Bertil öldükten sonra karısı Barbro ile Gunnar’ın evlenmesi konuşulmaya başlanmış. Evet, tüm aile erkanı el birliği yaparak Gunnar ve Barbro’yu evlendirme telaşına düşmüşler. Bunun bizdeki gibi namus meselesi ile bir alakası da yokmuş. Tek dert çiftlik, evler ve hayvanlarmış. Evlendikten sonra kasabadan taşınan Gösta’nın bu hayvan ve tarla işlerinden nefret ettiğini ve üstüne para bile verseler gelip kol kanat germeyeceğini herkes biliyormuş. Böylece tüm bu miras Gunnar ve Barbro arasında pay edilecekmiş. Zira o dönemde İsveç’te kadınlar mirastan yarı yarıya pay alma hakkına sahiplermiş. Eğer Gunnar ve Barbro evlenirse, tüm miras aile içinde kalacak ve dağılmayacakmış. Ailenin tamamı bunun son derece pratik bir çözüm olduğuna kanaat getirdikten sonra Gunnar ve Barbro sessizce evlendirilmişler. Ne bir düğün ne bir seremoni. Hikâyenin başında bahsi geçen resimdeki damadın Gunnar değil Bertil olduğunu da o böylece öğreniyoruz. Gunnar’ın bu evliliğe pratik çözüm dışında duygusal olarak nasıl baktığını derinlemesine bilmiyoruz ama Barbro’nun durumu biraz daha net. O dönemlerde kadın olmanın tüm coğrafyalarda zor olduğunu da böylece öğreniyoruz aslında. Zira pek dindar olan ahali tarafından dul bir kadının durumu malumunuz zor. Hele hele iki bebek ile ortada kalan genç bir kadının durumu daha vahim. Zira günümüzde bile dünyanın pek çok bölgesinde dul bir kadınla evlenmeyi kabul etmeyen, hele hele çocuklu dul bir kadınla evlenmeyi aklının ucundan bile geçirmeyenlerin sayısı pek çok iken, varın seksen sene evvel ki durumu siz düşünün. Bundan dolayıdır ki Barbro için bu evlilik büyük çapta bulunmaz bir nimet sayılmış. Zira dindar olan Barbro eğer tez zamanda bir ile evlenmezse kilise cemaati tarafından yan gözle bakılır bir kadın olacakmış. Daha önceki örneklerinden Barbro bunu biliyormuş. Ve kendisine Gunnar ile evlenmesi gerektiği söylendiğinde kayıtsız şartsız kabul etmiş.

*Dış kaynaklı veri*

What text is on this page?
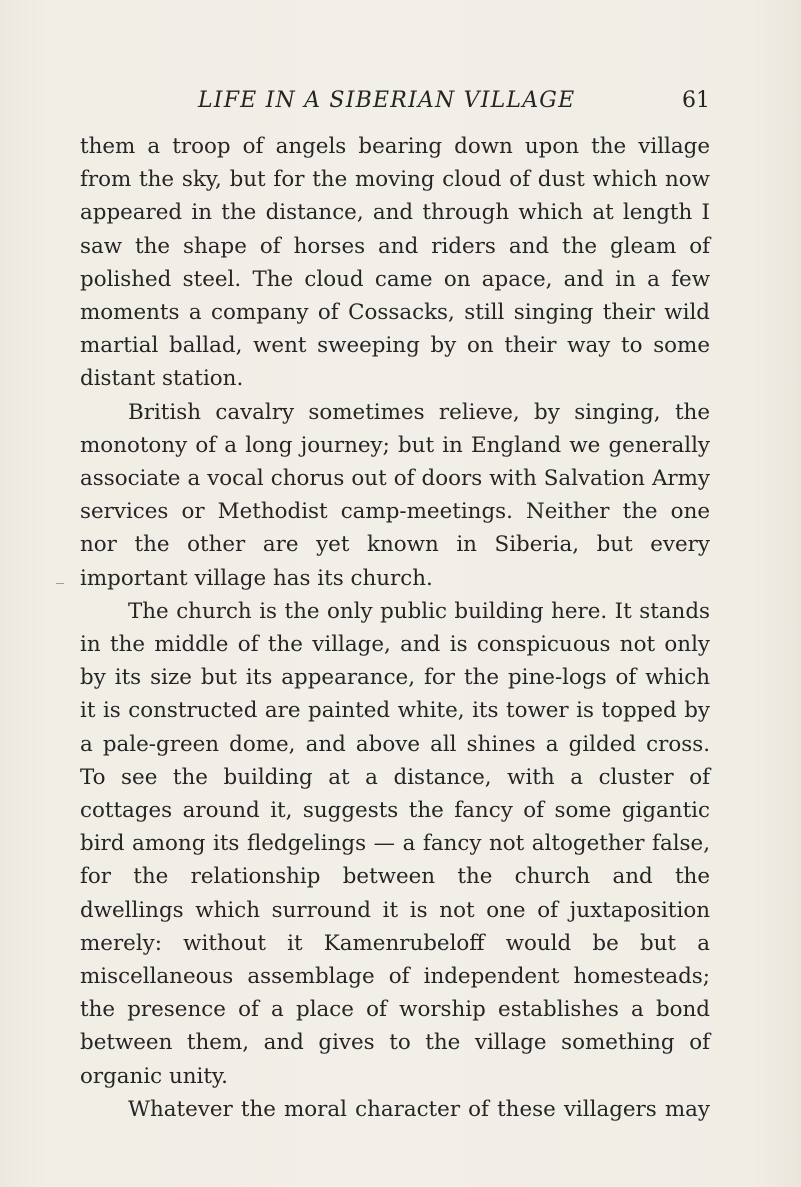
LIFE IN A SIBERIAN VILLAGE	61

them a troop of angels bearing down upon the village from the sky, but for the moving cloud of dust which now appeared in the distance, and through which at length I saw the shape of horses and riders and the gleam of polished steel. The cloud came on apace, and in a few moments a company of Cossacks, still singing their wild martial ballad, went sweeping by on their way to some distant station.

British cavalry sometimes relieve, by singing, the monotony of a long journey; but in England we generally associate a vocal chorus out of doors with Salvation Army services or Methodist camp-meetings. Neither the one nor the other are yet known in Siberia, but every important village has its church.

The church is the only public building here. It stands in the middle of the village, and is conspicuous not only by its size but its appearance, for the pine-logs of which it is constructed are painted white, its tower is topped by a pale-green dome, and above all shines a gilded cross. To see the building at a distance, with a cluster of cottages around it, suggests the fancy of some gigantic bird among its fledgelings — a fancy not altogether false, for the relationship between the church and the dwellings which surround it is not one of juxtaposition merely: without it Kamenrubeloff would be but a miscellaneous assemblage of independent homesteads; the presence of a place of worship establishes a bond between them, and gives to the village something of organic unity.

Whatever the moral character of these villagers may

Buraya kadar, yahu ne var bu hikâyede bu kadar abartacak diyenler için asıl can alıcı noktaya geliyorum. Gunnar ve Barbro evlendikten sonra asla aynı yastığa baş koymamış. Hatta farklı odalarda yatıp kalkmışlar.  Willy ve Gunde, Gunnar’ı babaları bilerek büyümüşler. Zira Gunnar, varıyla yoğuyla çocukları iyi yetiştirmek için elinden gelenin en iyisini yapmış. Gunnar’ın Barbro’dan evvel bir aşkı var mı bilmiyoruz. Ama bu evlilikten sonra   hiçbir kadının eline elinin değmediğini biliyoruz. Hikâyenin bu bölümü en az hikâyenin kendisi kadar hüzünlü geliyor bana. Miras dağılmasın diye aynı eve sokulan iki insanın elli sene boyunca aynı yatağa girmemiş olmaları başlı başına dikkate değer. Barbro en azından bir kerede olsa birilerini sevmişti. Gunnarın abisi Bertil… Peki ya Gunnar? Hasbelkader, aile dayatması sonucu kendini yengesiyle nikahlı bulan bu genç adam birilerine daha önce hiç aşık oldu mu bilmiyoruz. Olduysa ne mutlu ona ki aşkı tattı eğer olmadıysa kendisine sunulan bu pratik evlilik yüzünden aşkı ve sevdayı tatmadı hiç… İşte bu yine dipsiz siyah bir kuyudur insanın ruhunda.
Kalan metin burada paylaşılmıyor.